The Cayman Islands is on the cusp of significant changes to the port system. Following years of discussions and several false starts, it now looks like the construction of piers to enable cruise ships to berth at George Town will go ahead.
The construction of two finger piers at the north and south sides of Royal Watler is being developed by GLF, Royal Construction. On 18 February Premier McKeeva Bush, representatives of the Port Authority of the Cayman Islands, engineers and officials of the Simulation, Training, Assessment and Research Center of Fort Lauderdale gathered around a world-class 3D simulation facility to drive through the latest designs in a mock-up of a cruise ship bridge surrounded by 3D screens that fully represented the approach to the planned piers.
The test is therefore as close to real-world conditions as is possible and the premier was pleased with what he saw. “It made me see exactly how it is going to work,” he said.
A detailed report is due from the STAR Center, which will inform the developers on all data. The simulation was run several times by cruise ship captains under various weather and sea conditions.
Need for berthing
The need for a cruise berthing port has been agreed by many over the years and Stefan Baraud, chairman of the Port Authority of the Cayman Islands, said cruise tourism has immediate economic benefits as Cayman was a marquee destination.
However, he also noted that with a move toward bigger ships, particularly by Royal Caribbean and Norwegian, it was not feasible to tender vessels of this size, so a pier would be essential to retain and increase market share.
Being able to dock in George Town would enable ships to stay longer in port, increasing passenger spend and stimulate retail, tours and restaurants because passengers could walk on and off the ship. “Without infrastructure improvements Cayman is at a competitive disadvantage and will continue to lose business,” warned Mr. Baraud. He added that Cayman has the opportunity to develop the gold standard for ports in the Caribbean, with attractions to showcase Cayman and offer different experiences to cruise passengers.
The cargo question
In previous years, cargo operations had run concurrently with cruise. However, the decision was taken to halt cargo operations during cruise hours for safety and tourism reasons and the cargo port now operates at night and weekends when there are no cruise ships.
Mr. Baraud said that in the long term it may be necessary to move the cargo operations from the current location, particularly if population growth goes as forecast. “Relocation may become important because adverse weather can mean we cannot receive cargo, which affects commerce and our way of life. By relocating cargo to a protected location, it would ensure incidents [where a ship was unable to dock due to heavy seas] were reduced. “And with cruise berthing meaning ships may stay longer in port, revitalising downtown in the evenings, there may be an overlap with cargo, which of course nobody wants,” he said.
In the interim, it may be possible to greenscape or fence off the current cargo port, which runs in conjunction with the unloading and distribution facility in Industrial Park.

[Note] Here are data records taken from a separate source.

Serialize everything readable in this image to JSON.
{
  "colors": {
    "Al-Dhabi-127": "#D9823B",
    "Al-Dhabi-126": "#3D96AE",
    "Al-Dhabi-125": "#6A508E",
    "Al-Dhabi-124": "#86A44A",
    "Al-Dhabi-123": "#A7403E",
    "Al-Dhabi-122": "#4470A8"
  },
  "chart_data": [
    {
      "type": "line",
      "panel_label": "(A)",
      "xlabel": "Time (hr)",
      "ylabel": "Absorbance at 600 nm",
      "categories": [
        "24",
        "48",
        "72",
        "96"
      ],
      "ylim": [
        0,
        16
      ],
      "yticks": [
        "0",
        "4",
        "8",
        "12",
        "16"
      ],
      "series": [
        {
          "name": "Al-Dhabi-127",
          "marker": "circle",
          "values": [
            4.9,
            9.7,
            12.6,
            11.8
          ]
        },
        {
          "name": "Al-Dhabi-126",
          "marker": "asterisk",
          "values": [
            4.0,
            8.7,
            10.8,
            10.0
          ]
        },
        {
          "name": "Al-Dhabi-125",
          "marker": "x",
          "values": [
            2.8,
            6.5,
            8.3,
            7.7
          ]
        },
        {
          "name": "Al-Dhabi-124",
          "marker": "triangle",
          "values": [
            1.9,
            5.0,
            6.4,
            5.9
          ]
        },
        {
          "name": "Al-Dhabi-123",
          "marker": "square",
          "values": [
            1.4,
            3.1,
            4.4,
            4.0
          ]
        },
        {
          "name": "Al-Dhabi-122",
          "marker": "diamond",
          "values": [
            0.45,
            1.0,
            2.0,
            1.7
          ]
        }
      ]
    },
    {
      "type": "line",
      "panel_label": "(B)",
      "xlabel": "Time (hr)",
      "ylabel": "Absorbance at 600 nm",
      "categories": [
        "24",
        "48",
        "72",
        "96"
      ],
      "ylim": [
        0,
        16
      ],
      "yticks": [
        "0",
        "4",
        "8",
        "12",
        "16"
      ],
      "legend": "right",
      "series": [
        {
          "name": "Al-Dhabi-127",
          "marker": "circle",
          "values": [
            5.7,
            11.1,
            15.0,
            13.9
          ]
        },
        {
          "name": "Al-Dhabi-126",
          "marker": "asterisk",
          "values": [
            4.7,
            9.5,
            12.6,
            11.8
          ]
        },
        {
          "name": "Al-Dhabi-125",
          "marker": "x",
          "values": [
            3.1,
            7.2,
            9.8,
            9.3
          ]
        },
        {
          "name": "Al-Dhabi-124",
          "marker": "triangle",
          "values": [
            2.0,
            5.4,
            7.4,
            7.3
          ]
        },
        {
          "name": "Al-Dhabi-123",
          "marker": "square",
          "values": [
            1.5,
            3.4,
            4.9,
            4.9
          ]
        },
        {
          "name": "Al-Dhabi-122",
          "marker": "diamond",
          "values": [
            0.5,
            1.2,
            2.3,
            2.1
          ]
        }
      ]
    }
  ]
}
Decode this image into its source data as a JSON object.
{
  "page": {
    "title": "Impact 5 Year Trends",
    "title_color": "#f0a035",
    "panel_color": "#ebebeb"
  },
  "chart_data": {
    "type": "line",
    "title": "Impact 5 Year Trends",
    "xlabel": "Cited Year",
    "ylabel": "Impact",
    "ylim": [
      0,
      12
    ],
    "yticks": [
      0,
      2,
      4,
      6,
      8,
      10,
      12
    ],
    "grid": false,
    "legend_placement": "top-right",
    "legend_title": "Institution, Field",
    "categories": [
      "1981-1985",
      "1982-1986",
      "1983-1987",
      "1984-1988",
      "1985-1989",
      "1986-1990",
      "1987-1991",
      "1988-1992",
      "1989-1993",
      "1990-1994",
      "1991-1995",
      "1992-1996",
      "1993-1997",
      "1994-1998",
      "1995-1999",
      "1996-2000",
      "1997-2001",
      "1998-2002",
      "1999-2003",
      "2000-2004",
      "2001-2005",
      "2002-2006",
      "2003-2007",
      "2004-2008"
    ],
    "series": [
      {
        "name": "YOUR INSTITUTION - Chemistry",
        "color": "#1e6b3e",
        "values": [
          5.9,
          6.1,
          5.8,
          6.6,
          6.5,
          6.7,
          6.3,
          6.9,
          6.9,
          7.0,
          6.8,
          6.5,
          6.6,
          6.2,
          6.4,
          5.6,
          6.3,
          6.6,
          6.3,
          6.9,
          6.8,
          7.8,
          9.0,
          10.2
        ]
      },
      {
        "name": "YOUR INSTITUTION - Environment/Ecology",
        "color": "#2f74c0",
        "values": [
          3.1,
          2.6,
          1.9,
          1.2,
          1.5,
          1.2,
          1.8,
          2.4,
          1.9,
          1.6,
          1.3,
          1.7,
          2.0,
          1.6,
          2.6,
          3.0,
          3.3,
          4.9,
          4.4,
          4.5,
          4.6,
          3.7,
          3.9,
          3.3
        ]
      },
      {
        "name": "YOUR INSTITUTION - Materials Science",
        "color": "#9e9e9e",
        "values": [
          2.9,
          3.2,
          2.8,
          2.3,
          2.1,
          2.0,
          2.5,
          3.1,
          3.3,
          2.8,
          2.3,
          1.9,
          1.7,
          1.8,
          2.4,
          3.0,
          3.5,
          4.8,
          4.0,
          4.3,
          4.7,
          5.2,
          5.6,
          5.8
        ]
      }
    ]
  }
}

Premier Bush also indicated that there was interest from a Chinese developer in becoming involved with a project that would create a cruise ship jetty in West Bay, adjacent to the Cayman Turtle Farm. This would be part of an upgrade of the farm itself although at present the project is at the stage of a ministry Memorandum of Understanding, which would then need to still go through Cabinet. The premier also announced that there were discussions under way regarding a possible development of a cruise pier and associated facilities at Cayman Brac. Talks are ongoing.
Go East, young man
While the George Town port is intended as a public-private sector partnership driven by government, another developer has been active in promoting an idea for an East End Seaport.
Joseph Imparato owns the 1,500-acre site at High Rock and has presented discussions for the facility, which he says will provide the Cayman Islands with a multi-purpose, world class seaport. When fully built it could include a hotel and restaurant; mega yacht marina with state of the art amenities; cruise ship home porting and terminal; container cargo port; port management facilities; and a hydrocarbon storage facility.
The rationale, according to developers, is that the existing location of cargo and bulk oil facilities inhibits development and at times conflicts with existing land use. The planned infrastructure at the new location would allow for a 25 to 30 year timeline of unconstrained growth from existing activities and creation of new economic activities.
The High Rock location is uninhabited and away from any current infrastructure, there is no barrier reef and the government owns adjoining land that could be built on as a port authority facility. The facility would be privately funded in phase one – the excavation – through sale of the fill generated, and phase two – infrastructure – would be private-public partnerships.
However, public opinion on the port has been divided. Opponents of the project have indicated that it is merely a way for the developer to source valuable fill, that the current cargo port is now only being used at 30 per cent of its facility and growing at one per cent each year. MLA Ezzard Miller told a meeting that the cost of passenger air fare to get to a cruise ship reduced likelihood of home porting and that there would be issues with security, waste disposal and supplies. The pipeline required to transport fuel to George Town would be in danger of leakage and that there may be a threat of storm surge bringing water intrusion.
Mr. Imparato noted that an environmental impact assessment would include hydrologic modelling, coastal dynamics modelling, marine resources and upland resources surveys. It would be conducted by Hesperides Group in accordance with World Bank standards and concerns over water lens proximity and nearby dive sites would also be addressed.